Athen/London/Madrid/Moskau/Paris Der Wahlsieg von Alexander Van der Bellen in Österreich ließ europäische Spitzenpolitiker jubeln. Nach dem Brexit-Votum vom Juni und der Wahl des US-Milliardärs Donald Trump im November ist nun zumindest klar, dass Populismus und Nationalismus nicht überall Selbstläufer sind.
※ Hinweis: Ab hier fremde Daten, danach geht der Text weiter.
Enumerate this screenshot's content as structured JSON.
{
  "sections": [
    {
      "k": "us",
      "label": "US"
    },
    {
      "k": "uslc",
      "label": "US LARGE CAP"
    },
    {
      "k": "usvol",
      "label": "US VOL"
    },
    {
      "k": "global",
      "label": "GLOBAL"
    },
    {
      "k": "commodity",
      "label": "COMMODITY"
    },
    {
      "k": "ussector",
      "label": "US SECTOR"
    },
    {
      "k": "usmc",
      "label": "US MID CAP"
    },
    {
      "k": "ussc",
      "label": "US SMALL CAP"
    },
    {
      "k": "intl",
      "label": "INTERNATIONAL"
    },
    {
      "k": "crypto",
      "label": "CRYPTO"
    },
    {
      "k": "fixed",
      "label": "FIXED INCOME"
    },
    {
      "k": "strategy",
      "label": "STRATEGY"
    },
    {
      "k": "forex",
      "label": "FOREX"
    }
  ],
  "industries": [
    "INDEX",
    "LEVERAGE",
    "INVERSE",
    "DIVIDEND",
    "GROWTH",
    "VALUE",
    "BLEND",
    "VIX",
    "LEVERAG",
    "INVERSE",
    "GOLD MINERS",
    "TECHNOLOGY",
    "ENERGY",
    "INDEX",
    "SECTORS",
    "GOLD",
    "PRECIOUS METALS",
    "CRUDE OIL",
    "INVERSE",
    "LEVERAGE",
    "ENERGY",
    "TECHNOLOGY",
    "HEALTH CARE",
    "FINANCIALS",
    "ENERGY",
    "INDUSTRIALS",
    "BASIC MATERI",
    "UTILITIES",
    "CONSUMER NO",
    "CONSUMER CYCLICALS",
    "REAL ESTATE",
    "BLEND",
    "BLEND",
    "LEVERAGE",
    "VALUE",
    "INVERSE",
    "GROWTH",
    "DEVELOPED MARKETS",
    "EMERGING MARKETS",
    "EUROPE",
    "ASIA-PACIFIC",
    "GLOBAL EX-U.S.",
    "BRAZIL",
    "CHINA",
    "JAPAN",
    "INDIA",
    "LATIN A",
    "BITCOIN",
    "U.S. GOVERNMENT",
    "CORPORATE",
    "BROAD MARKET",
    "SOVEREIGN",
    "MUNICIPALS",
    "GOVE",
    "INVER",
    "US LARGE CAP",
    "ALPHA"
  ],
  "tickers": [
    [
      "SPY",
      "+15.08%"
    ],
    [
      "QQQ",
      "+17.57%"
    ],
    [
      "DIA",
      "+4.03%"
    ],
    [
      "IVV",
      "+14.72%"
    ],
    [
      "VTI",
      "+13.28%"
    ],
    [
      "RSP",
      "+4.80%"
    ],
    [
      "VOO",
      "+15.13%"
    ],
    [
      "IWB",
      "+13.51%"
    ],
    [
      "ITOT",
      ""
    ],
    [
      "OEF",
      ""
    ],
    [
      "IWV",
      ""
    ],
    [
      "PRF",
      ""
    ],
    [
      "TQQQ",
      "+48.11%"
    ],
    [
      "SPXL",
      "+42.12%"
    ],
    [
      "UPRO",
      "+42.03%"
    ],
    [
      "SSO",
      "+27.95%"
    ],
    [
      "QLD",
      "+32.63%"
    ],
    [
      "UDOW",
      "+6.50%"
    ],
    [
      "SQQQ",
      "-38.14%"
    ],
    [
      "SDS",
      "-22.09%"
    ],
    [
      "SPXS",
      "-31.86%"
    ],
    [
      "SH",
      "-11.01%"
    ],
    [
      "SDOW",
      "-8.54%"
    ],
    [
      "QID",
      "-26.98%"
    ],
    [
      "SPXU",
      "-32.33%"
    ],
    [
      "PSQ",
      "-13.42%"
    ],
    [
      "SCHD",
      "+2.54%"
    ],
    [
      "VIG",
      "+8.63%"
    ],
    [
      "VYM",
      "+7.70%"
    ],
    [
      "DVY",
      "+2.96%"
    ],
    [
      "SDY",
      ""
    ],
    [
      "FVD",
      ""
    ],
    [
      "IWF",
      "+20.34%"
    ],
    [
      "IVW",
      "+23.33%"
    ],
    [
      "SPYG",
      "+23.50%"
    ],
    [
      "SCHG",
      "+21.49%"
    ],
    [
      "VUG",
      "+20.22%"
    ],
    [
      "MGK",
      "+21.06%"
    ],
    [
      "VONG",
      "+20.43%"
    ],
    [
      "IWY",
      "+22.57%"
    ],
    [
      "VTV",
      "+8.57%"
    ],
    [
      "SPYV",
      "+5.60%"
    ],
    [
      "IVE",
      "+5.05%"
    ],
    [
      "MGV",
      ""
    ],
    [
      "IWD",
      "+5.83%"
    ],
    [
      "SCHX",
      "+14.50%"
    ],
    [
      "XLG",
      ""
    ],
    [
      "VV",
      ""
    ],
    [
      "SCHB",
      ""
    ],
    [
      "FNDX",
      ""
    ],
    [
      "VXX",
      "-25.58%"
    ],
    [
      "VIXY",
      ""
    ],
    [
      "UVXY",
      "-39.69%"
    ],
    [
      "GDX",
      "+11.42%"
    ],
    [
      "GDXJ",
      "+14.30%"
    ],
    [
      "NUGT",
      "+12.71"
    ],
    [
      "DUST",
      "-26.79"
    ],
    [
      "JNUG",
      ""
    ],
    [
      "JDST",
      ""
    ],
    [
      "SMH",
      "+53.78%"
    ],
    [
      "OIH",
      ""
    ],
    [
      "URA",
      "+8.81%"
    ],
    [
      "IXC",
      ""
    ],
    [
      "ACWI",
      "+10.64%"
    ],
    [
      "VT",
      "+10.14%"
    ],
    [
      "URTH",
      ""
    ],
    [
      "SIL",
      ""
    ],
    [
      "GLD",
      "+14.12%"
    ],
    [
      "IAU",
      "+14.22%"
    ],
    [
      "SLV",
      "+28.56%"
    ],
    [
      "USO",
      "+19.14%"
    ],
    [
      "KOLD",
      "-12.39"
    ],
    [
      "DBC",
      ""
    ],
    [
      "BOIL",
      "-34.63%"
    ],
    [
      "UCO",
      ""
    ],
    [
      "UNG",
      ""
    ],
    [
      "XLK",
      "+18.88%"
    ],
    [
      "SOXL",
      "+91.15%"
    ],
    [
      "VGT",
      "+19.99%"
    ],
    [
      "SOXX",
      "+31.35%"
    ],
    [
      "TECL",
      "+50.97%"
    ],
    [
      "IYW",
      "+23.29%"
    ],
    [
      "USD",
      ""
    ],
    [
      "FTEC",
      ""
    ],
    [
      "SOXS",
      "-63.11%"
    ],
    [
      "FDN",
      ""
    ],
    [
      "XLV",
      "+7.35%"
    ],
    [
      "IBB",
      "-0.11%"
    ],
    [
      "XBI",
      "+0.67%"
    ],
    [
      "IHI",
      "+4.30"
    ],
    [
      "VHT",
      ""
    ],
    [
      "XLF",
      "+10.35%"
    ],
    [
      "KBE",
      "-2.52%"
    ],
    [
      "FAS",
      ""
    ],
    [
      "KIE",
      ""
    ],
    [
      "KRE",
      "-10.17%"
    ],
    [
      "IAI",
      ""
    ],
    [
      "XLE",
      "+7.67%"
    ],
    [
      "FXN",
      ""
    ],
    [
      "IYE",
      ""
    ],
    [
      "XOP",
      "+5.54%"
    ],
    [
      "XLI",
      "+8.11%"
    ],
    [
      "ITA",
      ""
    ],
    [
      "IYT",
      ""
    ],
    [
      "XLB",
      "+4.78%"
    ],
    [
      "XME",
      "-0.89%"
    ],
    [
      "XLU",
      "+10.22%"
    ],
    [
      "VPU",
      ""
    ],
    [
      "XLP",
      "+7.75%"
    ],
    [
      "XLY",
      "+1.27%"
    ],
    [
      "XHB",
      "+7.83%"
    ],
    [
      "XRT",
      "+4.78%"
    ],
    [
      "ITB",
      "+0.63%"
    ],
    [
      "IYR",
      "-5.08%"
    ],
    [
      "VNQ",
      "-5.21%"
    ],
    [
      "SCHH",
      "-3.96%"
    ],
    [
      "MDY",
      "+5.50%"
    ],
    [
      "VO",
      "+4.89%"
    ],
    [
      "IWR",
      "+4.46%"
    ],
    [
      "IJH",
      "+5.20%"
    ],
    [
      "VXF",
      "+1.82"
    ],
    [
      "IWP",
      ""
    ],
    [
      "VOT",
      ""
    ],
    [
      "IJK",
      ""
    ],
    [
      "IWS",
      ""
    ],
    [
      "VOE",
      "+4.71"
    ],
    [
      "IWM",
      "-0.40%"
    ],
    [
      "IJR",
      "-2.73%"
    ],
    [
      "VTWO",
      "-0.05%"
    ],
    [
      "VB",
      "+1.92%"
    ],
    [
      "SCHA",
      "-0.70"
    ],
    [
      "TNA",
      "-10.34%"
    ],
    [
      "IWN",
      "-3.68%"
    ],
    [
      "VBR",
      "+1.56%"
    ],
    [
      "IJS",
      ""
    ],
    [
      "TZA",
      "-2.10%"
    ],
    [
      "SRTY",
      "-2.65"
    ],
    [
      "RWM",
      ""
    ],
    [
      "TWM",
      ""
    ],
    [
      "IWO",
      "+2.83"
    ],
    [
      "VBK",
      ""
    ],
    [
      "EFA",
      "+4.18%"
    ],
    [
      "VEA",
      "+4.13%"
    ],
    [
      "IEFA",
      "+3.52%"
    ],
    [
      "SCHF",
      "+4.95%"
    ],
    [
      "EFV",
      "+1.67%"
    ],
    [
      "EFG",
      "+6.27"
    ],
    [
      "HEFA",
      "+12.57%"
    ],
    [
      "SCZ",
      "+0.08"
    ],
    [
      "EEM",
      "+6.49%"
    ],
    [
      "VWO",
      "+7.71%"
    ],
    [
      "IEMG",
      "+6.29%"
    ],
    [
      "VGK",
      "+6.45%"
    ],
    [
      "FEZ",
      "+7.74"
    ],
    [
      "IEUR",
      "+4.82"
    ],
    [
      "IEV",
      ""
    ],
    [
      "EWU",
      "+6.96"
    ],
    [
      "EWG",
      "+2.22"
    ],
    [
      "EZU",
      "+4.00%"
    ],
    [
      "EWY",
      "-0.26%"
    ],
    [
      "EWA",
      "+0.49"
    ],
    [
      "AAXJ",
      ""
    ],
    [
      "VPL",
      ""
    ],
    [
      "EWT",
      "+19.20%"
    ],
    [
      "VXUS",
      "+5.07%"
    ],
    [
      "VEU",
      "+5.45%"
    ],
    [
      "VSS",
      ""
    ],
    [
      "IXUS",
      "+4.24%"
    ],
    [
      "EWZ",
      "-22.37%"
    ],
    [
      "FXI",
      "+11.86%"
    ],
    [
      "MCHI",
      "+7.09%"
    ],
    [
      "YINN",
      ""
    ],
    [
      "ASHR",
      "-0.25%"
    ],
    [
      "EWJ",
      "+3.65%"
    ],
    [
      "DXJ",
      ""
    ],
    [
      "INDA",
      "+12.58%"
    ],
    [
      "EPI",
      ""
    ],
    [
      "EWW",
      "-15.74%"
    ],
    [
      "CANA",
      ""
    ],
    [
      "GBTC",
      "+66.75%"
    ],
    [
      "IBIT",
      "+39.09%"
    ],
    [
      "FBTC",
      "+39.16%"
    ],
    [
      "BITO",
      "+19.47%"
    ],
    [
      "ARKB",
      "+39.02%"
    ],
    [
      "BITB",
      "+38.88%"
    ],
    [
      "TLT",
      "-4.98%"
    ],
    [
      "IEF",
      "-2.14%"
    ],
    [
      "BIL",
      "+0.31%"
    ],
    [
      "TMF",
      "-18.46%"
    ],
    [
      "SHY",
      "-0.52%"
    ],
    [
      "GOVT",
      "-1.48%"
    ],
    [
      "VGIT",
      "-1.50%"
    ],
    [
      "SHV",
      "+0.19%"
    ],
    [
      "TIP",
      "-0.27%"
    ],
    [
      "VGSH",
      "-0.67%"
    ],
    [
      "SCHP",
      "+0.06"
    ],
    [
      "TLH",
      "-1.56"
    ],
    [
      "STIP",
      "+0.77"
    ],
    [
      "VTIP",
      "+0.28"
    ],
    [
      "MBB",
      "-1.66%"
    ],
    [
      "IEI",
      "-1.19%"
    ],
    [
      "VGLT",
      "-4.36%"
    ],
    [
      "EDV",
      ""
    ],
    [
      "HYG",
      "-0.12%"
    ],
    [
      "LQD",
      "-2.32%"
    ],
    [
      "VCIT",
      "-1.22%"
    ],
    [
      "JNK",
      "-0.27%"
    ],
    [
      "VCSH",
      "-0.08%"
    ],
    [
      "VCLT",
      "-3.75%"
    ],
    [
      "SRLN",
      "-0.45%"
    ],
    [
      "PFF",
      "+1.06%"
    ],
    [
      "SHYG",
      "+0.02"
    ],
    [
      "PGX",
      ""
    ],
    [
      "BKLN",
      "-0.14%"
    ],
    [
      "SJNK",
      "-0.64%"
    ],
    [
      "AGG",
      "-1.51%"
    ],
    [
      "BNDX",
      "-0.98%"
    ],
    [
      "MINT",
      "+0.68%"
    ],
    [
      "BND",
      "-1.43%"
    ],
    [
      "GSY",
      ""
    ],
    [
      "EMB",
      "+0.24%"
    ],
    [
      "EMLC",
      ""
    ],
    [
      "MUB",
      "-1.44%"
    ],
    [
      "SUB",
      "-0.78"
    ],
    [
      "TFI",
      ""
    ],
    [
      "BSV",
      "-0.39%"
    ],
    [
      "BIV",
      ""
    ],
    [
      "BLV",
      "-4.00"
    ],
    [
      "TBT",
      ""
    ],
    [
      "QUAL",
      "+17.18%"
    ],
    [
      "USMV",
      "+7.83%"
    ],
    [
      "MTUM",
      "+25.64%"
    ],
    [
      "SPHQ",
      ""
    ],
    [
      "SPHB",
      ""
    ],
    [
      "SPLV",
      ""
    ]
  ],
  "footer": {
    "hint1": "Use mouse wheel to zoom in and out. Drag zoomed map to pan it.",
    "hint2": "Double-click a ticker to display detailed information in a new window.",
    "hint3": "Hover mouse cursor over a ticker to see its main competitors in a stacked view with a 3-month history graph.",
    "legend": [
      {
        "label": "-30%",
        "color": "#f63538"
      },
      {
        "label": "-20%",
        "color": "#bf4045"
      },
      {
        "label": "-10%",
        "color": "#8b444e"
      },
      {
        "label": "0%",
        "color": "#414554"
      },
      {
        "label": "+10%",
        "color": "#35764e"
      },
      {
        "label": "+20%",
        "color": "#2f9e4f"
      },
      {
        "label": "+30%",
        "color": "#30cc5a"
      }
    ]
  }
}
Doch in der Nacht zum Montag folgte die bittere Pille: Der EU-Freund Matteo Renzi hat sein Verfassungsreferendum verloren und will zurücktreten. Das politische Beben des EU-Gründerstaats beunruhigt die Gemeinschaft, und das nicht nur, weil nun die Euro-Krise wieder aufzuflammen droht. Renzis Gegner machten klar Stimmung gegen Brüssel – und konnten damit punkten. Und 2017 muss die EU weitere Nackenschläge fürchten.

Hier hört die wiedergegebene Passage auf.